世帯分離をした子どもは、生活費等の諸経費に加え、一人暮らしをしている場合には、住居費もすべて自分で稼ぐ必要があるため、他の学生以上にアルバイトに励むことになります。そうすると、今度は「所得あり」とみなされて、入学金・授業料減免制度、返済不要の給付型奨学金制度などが利用できなくなるという、構造的な問題点を抱えているのです。
僕の場合も、大学入学後は、学業を継続するために必死でアルバイトなどを行いましたが、所得を得たことで、かえってJASSOの諸制度を利用できなくなり、ふりだし状態に戻るという経験をしました。
生活保護世帯の子どもだからと言って諦める必要はない
ここまで見てきたように、生活保護世帯の子どもが大学に進学しようとした場合は、世帯分離制度や修学支援新制度などさまざまな制度がありますが、どれにも課題はあります。生活保護世帯の子どもの大学等進学率が、全国平均より大幅に低い理由は相応にあるということです。
ただ、だからと言って、現在、生活保護世帯から大学受験を目指している生徒たちが、希望する進路を諦める必要はありません。

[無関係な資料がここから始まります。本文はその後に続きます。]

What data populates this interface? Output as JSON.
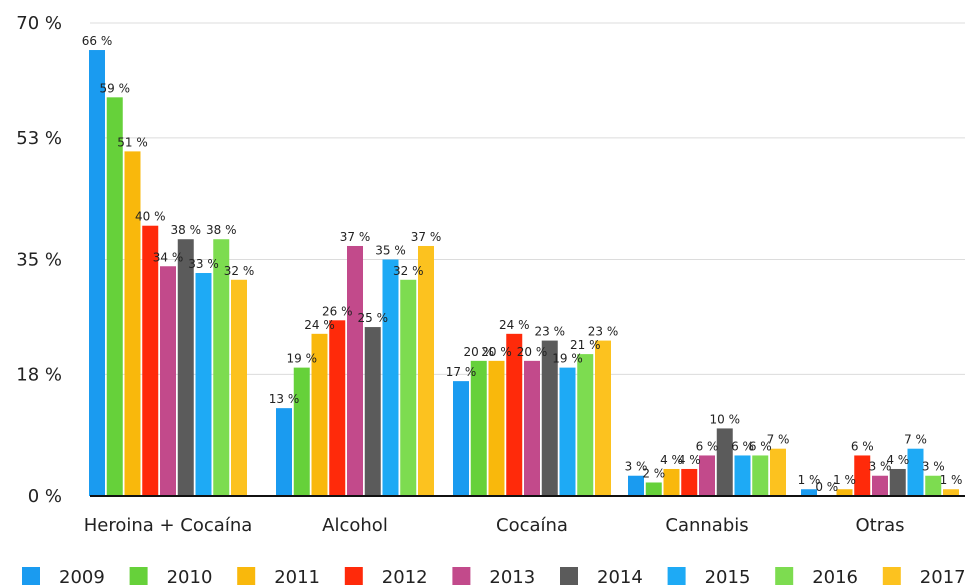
{
  "chart_data": {
    "type": "bar",
    "categories": [
      "Heroina + Cocaína",
      "Alcohol",
      "Cocaína",
      "Cannabis",
      "Otras"
    ],
    "series": [
      {
        "name": "2009",
        "color": "#1a9bf0",
        "values": [
          66,
          13,
          17,
          3,
          1
        ]
      },
      {
        "name": "2010",
        "color": "#66d13a",
        "values": [
          59,
          19,
          20,
          2,
          0
        ]
      },
      {
        "name": "2011",
        "color": "#f9b80c",
        "values": [
          51,
          24,
          20,
          4,
          1
        ]
      },
      {
        "name": "2012",
        "color": "#ff2a0a",
        "values": [
          40,
          26,
          24,
          4,
          6
        ]
      },
      {
        "name": "2013",
        "color": "#c24a8b",
        "values": [
          34,
          37,
          20,
          6,
          3
        ]
      },
      {
        "name": "2014",
        "color": "#5b5b5b",
        "values": [
          38,
          25,
          23,
          10,
          4
        ]
      },
      {
        "name": "2015",
        "color": "#1eaaf5",
        "values": [
          33,
          35,
          19,
          6,
          7
        ]
      },
      {
        "name": "2016",
        "color": "#7ddc50",
        "values": [
          38,
          32,
          21,
          6,
          3
        ]
      },
      {
        "name": "2017",
        "color": "#fcc21f",
        "values": [
          32,
          37,
          23,
          7,
          1
        ]
      }
    ],
    "yticks": [
      {
        "value": 0,
        "label": "0 %"
      },
      {
        "value": 18,
        "label": "18 %"
      },
      {
        "value": 35,
        "label": "35 %"
      },
      {
        "value": 53,
        "label": "53 %"
      },
      {
        "value": 70,
        "label": "70 %"
      }
    ],
    "ylim": [
      0,
      70
    ],
    "value_suffix": " %",
    "grid": true,
    "legend_position": "bottom"
  }
}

僕が上梓した『ヤングケアラーの僕が東大に合格するまで』では、生活保護世帯のヤングケアラーだった僕自身が、困難や葛藤を抱えながら東京大学への進学を目指した経験を、ありのままに描きました。
それは「努力すれば誰でも逆境を乗り越えられる」と伝えるための成功物語ではありません。むしろ、家庭環境や経済状況によって、子どもの進路の選択肢そのものが減らされてしまう現実を知ってもらうために書いたものです。
子どもが大人になるのは、驚くほどあっという間です。いま中学生や高校生である子どもたちが直面している問題を解決するためには、彼ら彼女らが大人になってから「あのとき、もっと支援していればよかった」と振り返るのでは遅いのです。必要なのは、「いま」制度を問い直し、「いま」できる支援を考えることです。
この記事が、そして書籍が、こうした問いを考えるきっかけとなることを願っています。